Jim felt as if a weight of inevitable sorrow were weighing him to the ground. Julia’s quiet assurance, her regretful firmness, seemed to be breaking his heart. She was in white to-day, and in the thin September sunlight, among the blossoming roses, she somehow suggested the calm placidity of a nun who looks back at her days in the world with a tender, smiling pity. The child had left her play, and stood close to her mother’s side, one of Julia’s hands caught in both her own.
“Anna,” Jim said desperately, “won’t you ask Mother to come to London with Dad?”
Anna regarded him gravely. She did not understand the situation, but she answered, with a child’s curious instinct for the obvious excuse:
“But Grandmother needs her!”
“I never asked you to give her up, Julie,” Jim said, as if trying to remind her that he had not been so merciless as she. Julia’s eyes widened with a quick alarm, her breast rose, but she answered composedly:
“That I would have fought.”
“And you have always had as much money—” Jim began again, trying to rally the arguments with which he had felt sure to overwhelm her.

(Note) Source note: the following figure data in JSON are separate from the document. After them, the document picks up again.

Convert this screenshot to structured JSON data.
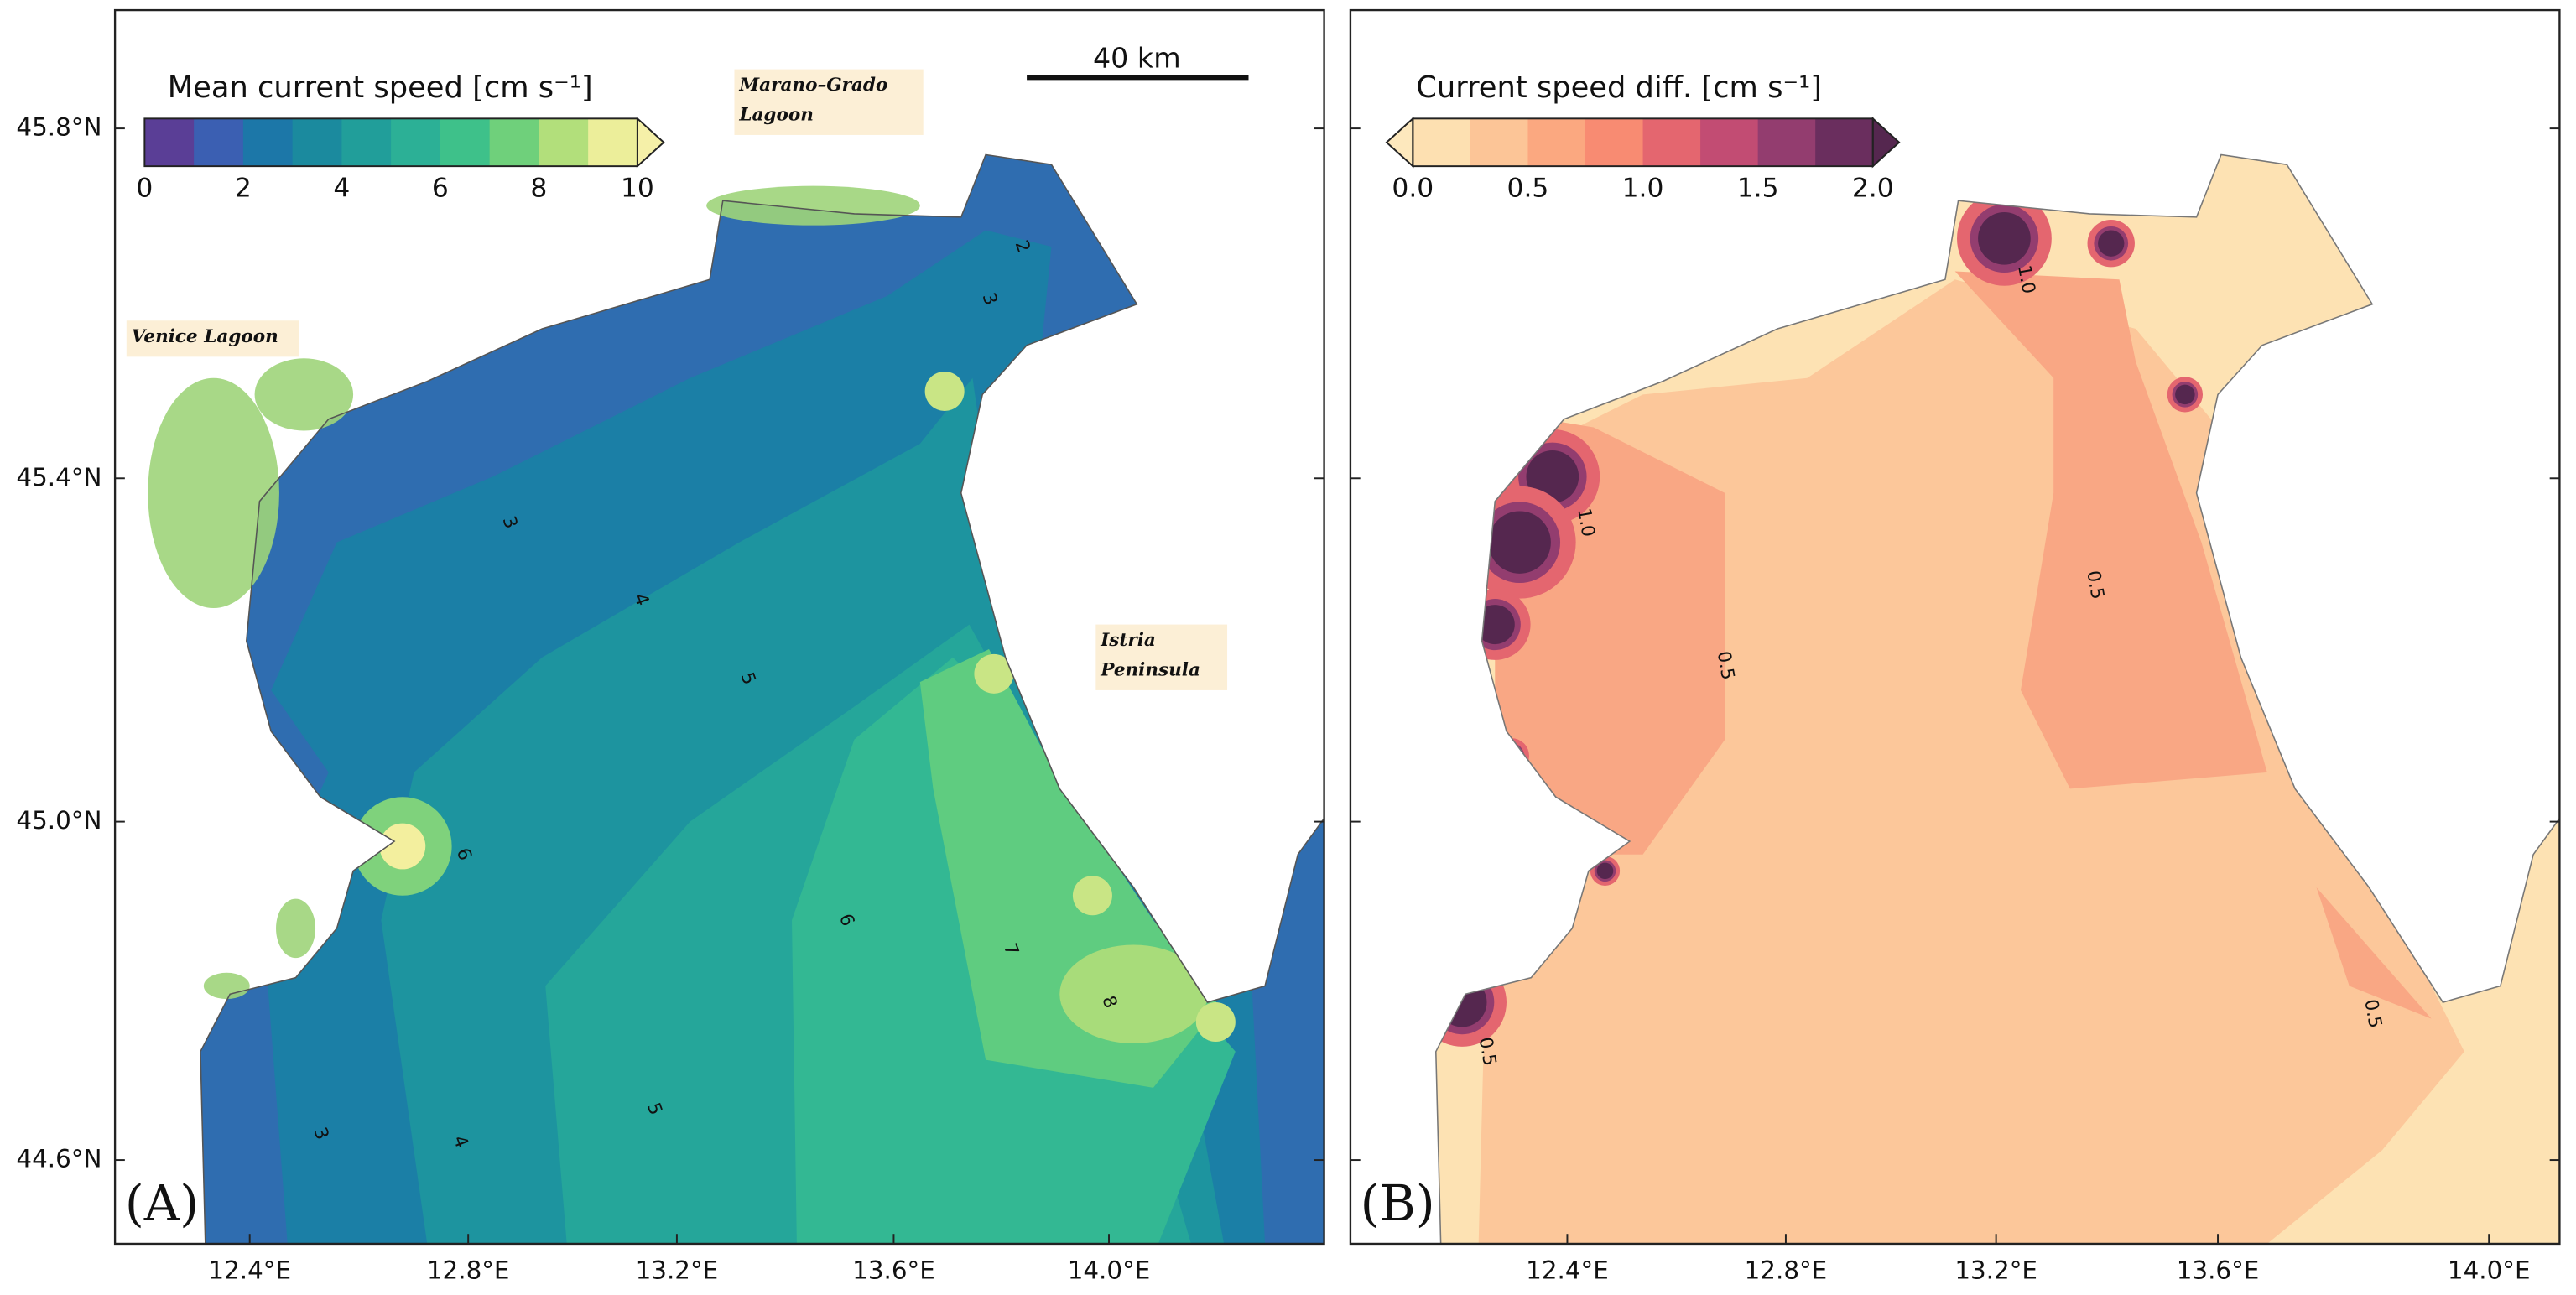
{
  "axes": {
    "lat_ticks": [
      "45.8°N",
      "45.4°N",
      "45.0°N",
      "44.6°N"
    ],
    "lon_ticks": [
      "12.4°E",
      "12.8°E",
      "13.2°E",
      "13.6°E",
      "14.0°E"
    ]
  },
  "panels": [
    {
      "label": "(A)",
      "colorbar": {
        "title": "Mean current speed [cm s⁻¹]",
        "ticks": [
          "0",
          "2",
          "4",
          "6",
          "8",
          "10"
        ],
        "colors": [
          "#5a3e96",
          "#3b5fb2",
          "#1c77a8",
          "#1b8a9e",
          "#219e9a",
          "#2cb096",
          "#3ec18a",
          "#6fd07b",
          "#b2df7b",
          "#ecee9a"
        ],
        "extend_high": "#f5f0a8"
      },
      "places": [
        {
          "lines": [
            "Marano–Grado",
            "Lagoon"
          ]
        },
        {
          "lines": [
            "Venice Lagoon"
          ]
        },
        {
          "lines": [
            "Istria",
            "Peninsula"
          ]
        }
      ],
      "scale_bar": "40 km",
      "contour_labels": [
        "2",
        "3",
        "3",
        "4",
        "5",
        "6",
        "6",
        "7",
        "8",
        "5",
        "4",
        "3"
      ]
    },
    {
      "label": "(B)",
      "colorbar": {
        "title": "Current speed diff. [cm s⁻¹]",
        "ticks": [
          "0.0",
          "0.5",
          "1.0",
          "1.5",
          "2.0"
        ],
        "colors": [
          "#fde0b1",
          "#fcc597",
          "#fba880",
          "#f88b72",
          "#e4666f",
          "#c24c73",
          "#933d6f",
          "#6a2e5e"
        ],
        "extend_low": "#fde8bd",
        "extend_high": "#55274f"
      },
      "contour_labels": [
        "1.0",
        "1.0",
        "0.5",
        "0.5",
        "0.5",
        "0.5"
      ]
    }
  ]
}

“I spent that as much for your sake as for mine,” Julia said soberly. “She is a Studdiford. I wanted to be fair to Anna. But I could do without it now, Jim; there are a thousand things—”
“Yes, I know!” he said in quick shame.
A silence fell, there seemed nothing else to be said. A great space widened between them. Jim felt at the mercy of lonely and desolate winds; he felt as if all colour had faded out of the world, leaving it gray and cold. With the sickness of utter defeat he dropped on one knee and kissed the wondering child, and then turned to go.
“You won’t—change your mind, Ju?” he asked huskily.
Julia was conscious of a strange weakening and loosening of bonds throughout her entire system. Vague chills shook her, she felt that tears were near, she had a hideous misgiving as to her power to keep from fainting.
“I will let you know, Jim,” she heard her own voice answer, very low.
A moment later she and Anna were alone in the garden.
“What is it, Mother?” Anna asked curiously, a dozen times. Julia stood staring at the child blindly. One hand was about Anna’s neck, the loose curls falling soft and warm upon it, the other Julia had pressed tight above her heart. She stood still as if listening.
“What is it, Mother?” asked the little girl again.
“Nothing!” Julia said then, in a sort of shallow whisper, with a caught breath.
A second later she kissed the child hastily, and went quietly out of the green gate which had so lately closed upon Jim. She went as unquestioningly as an automaton moved by some irresistible power; not only was all doubt gone from her mind, but all responsibility seemed also shed.
The street was almost deserted, but Julia saw Jim instantly, a full block away, and walking resolutely, if slowly. She drifted silently after him, not knowing why she followed, nor what she would say when they met, but conscious that she must follow and that they would meet.